Despite what you get led to believe if you listen to the 'product experts', you do not need to get a degree in computer science and then get hired by Facebook, Google or Apple in order to become a product manager.
Product Managers come from all walks of life, and wherever people are in their careers now, there are routes into product management.
I was a recruiter, before moving across in the same organization to work as a project manager overseeing the building of recruitment websites. From here I then worked with people to support them in developing the strategy for their websites which sold their products, and eventually I was approached to come and oversee a product of my own.
I've been speaking to product people about their journeys into product management and there are some common threads on how they go about getting their first role.
Luke Frayling is a Senior Product Manager for a healthcare software provider and he managed to get his first product management role by working closely with the existing product team.
"In my support roles I worked very closely with the product team, which gave me the opportunity to learn more and more from them, until an opening came up in their team, which I applied for and got."
And it's this approach of working within an existing organization and transitioning across departments that is a common thread in stories of people getting started. It was similar for Andrea Hon as she moved across from Business Analysis, Amit Manchanda as he moved from being a researcher into product, and Ryan Burgoon who was in a systems operations role.

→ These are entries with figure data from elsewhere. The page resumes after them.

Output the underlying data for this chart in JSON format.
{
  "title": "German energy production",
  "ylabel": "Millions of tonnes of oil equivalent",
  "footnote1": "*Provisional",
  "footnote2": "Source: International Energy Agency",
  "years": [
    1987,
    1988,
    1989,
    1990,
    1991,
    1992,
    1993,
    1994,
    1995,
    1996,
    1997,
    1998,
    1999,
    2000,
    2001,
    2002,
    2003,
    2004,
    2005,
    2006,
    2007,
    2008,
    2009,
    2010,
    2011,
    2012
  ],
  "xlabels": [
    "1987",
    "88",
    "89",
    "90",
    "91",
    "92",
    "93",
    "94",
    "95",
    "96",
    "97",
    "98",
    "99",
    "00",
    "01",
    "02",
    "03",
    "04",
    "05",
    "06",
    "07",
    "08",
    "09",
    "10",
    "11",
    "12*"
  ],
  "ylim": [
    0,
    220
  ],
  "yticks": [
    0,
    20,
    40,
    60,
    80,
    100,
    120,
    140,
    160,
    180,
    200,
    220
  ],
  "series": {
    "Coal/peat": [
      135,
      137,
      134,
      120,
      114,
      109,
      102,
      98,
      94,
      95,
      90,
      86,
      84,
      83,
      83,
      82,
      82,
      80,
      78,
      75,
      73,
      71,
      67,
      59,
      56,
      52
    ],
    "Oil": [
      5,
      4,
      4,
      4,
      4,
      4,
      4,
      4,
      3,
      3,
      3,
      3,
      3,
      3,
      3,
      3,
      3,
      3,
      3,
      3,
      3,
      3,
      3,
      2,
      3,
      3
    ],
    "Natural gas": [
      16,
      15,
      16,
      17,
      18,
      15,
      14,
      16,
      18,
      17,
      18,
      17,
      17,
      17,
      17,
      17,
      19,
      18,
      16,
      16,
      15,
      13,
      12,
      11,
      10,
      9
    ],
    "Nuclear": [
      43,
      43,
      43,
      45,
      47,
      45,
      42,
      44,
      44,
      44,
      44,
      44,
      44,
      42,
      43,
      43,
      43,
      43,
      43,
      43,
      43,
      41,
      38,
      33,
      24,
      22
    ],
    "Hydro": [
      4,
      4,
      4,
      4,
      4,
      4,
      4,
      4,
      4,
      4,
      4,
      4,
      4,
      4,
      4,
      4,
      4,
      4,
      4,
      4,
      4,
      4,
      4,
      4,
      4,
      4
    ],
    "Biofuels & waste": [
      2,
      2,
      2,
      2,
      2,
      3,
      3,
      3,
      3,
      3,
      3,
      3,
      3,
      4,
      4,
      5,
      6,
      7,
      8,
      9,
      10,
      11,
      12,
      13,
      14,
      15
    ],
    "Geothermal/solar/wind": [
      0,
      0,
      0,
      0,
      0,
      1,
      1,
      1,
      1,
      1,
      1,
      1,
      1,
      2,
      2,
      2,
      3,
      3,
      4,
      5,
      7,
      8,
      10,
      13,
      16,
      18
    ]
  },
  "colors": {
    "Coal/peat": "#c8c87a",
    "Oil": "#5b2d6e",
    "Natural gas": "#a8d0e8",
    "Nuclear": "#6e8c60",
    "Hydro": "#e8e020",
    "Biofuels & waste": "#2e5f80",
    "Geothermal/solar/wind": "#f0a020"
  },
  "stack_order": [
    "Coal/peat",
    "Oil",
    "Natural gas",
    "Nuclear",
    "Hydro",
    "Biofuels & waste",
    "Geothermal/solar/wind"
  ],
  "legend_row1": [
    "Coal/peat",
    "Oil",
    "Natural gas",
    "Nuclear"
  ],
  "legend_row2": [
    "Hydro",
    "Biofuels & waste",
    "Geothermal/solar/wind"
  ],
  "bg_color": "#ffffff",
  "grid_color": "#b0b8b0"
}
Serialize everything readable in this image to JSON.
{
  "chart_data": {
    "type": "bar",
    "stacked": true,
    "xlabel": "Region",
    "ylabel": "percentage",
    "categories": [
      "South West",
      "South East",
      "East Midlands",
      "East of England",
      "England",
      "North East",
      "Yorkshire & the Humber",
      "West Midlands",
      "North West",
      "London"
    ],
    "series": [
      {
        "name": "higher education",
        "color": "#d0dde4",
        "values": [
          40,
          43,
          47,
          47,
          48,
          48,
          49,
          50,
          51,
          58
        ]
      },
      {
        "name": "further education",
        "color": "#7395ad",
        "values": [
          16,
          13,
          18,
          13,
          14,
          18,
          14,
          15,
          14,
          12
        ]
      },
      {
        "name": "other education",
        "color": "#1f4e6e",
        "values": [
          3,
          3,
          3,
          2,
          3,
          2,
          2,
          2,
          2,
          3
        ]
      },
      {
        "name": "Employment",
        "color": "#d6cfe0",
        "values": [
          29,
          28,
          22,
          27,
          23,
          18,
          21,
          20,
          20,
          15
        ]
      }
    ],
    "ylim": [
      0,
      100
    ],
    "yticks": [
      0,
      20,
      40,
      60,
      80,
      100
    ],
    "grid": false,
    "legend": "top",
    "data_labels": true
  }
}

So it pays to work out who in your organization is responsible for product hires, and then see how you can either work alongside them in your current role, or how you can find time to shadow or having learning sessions with them.
Once you've got your name known, then should opportunities arise then it becomes easier to find yourself on the list of potential hires.
Once in a product role for the first time, there will always be challenges, but again, there are often common threads as to what these challenges are. Knowing this then allows you to prepare for the day when you walk into a role as a product manager.
Ryan Burgoon says "I didn’t know how they organized work, Scrum/Agile, how to get useful feedback from customers, how to gather data and use it to make decisions, but the biggest surprise was my lack of business acumen.", whilst Alfonso Fiore, who is now Head of Product at AirAsia said "I started when I was much older (30+) so I was a weird mix of senior and junior. Initially nobody explained to me how to write user stories or run a standup or run any other agile meetings, so I had to figure out all these things by myself."
Some find time management a challenge due to the sheer breadth of work required in product management (Ravi Sandhu), whilst others found the need to focus on the customer rather than the solution a challenging change in mindset (John Dunn).
Whatever it is, by doing some research before hand on the role, team and organization, and then preparing as much as you can, you'll at least give yourself a great chance at hitting the ground running. You will face some challenges along the way, but if we wanted things to be easy, we wouldn't want to work in product management.